The timing is significant because Mohegan still had an exclusive agreement with a Palmer landowner at that time, which prohibited the Connecticut casino giant from “engaging in discussions or negotiations concerning the opening of any gaming facility in Massachusetts” other than in Palmer, according to court documents.
Mohegan Sun’s fidelity to the exclusivity agreement, signed with landowner Northeast Realty Associates, has been the subject of litigation — and a bitter war of words — between the company and Northeast.
The gambling company, currently applying for the sole Greater Boston casino license, sent a notice to terminate the exclusivity two weeks after organizing the high-level meeting with Suffolk Downs, but revelations that secret talks were already underway at the time, and that Mohegan Sun may have broken a deal, could have political ramifications in the ongoing campaign to repeal the state’s casino law.
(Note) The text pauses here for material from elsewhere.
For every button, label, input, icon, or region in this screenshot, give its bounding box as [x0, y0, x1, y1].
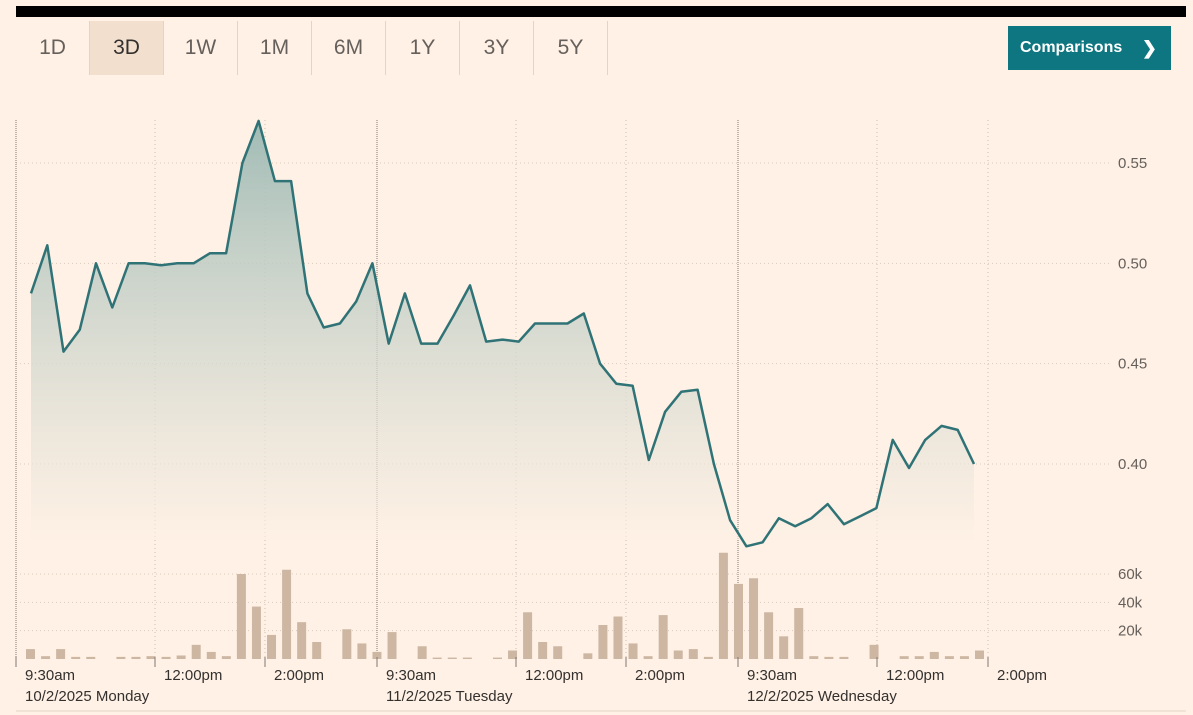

“This is going to bring up the factor of trust with voters as they think about the veracity of the gaming companies,” said Anthony Cignoli, a Springfield political strategist who has closely followed the development of the state’s casino industry. “If I were the casino opponents, I would run with this.”
State voters will decide in November whether to ban casinos from Massachusetts, three years after state lawmakers authorized up to three gambling resorts and one slot parlor in the state.
Spokespeople for Mohegan Sun and for Northeast declined to comment.
Ten months after the Palmer referendum, Mohegan Sun’s Revere proposal is now one of two finalists for the state’s most lucrative casino license, in Greater Boston. The other applicant is a Wynn Resorts project in Everett. The state gambling commission plans to choose a winner next month.
Mohegan Sun was among the first gambling companies to plant its flag in Massachusetts, signing deals with Northeast in 2008, to develop a casino in Palmer, a town between Worcester and Springfield, three years before casinos were even legalized. But the early front-runner for the Western Massachusetts casino license lost a casino referendum in Palmer by 94 votes on November 5, the same day East Boston voters defeated a Suffolk Downs casino proposal at the racetrack.
Though Mohegan Sun filed for a recount in Palmer, some former supporters in Palmer began to question the company’s commitment to the town.
Northeast filed suit in February, alleging that Mohegan Sun representatives began talking to Suffolk Downs before the Nov. 5 vote, though the lawsuit does not offer evidence. Northeast also accused the gambling company of intentionally running a lackluster referendum campaign for the Palmer project, which contributed to its defeat.
Mohegan Sun, in turn, sued Northeast to recover at least $22 million the company says it spent in its pursuit of a casino in Palmer. The company similarly accused Northeast of breaking the exclusivity deal and of hindering the campaign.
Emails between representatives of Mohegan Sun and Suffolk Downs obtained by the Globe suggest the two sides had contact at least as early as Nov. 6 -- the day after the Palmer referendum -- to organize a confidential meeting in Cambridge on Nov. 8. Top brass from each company were on the guest list, including Suffolk Downs owners Richard Fields and Joseph O’Donnell, as well as Mitchell Etess, the chief executive of the Mohegan Tribal Gaming Authority, and a posse of lawyers, experts and advisors.
“There is no doubt that if this is to fly we will need to go fast,” wrote Etess, two days after the Palmer vote.
The Globe has not confirmed if the meeting took place as scheduled.
Two weeks passed before Mohegan Sun sent a letter to Northeast on Nov. 20 giving notice that the company was terminating the exclusivity agreement.
The Palmer recount confirmed on Nov. 26 that the casino referendum had failed, and Mohegan Sun announced the next day it would propose a casino on about 40 acres of land in Revere owned by Suffolk Downs. The racetrack would be the casino’s landlord if the project wins the license.
Mohegan Sun is part of a coalition working to defend the casino law from repeal, along with MGM Resorts, Penn National Gaming, public officials and other supporters. Penn National has won the right to build the state’s only slot parlor, in Plainville, and MGM has been promised the Western Massachusetts resort casino license, if the casino repeal bid fails.
The state gambling commission has pushed off the award of the final license it controls, for Southeastern Massachusetts, until next year.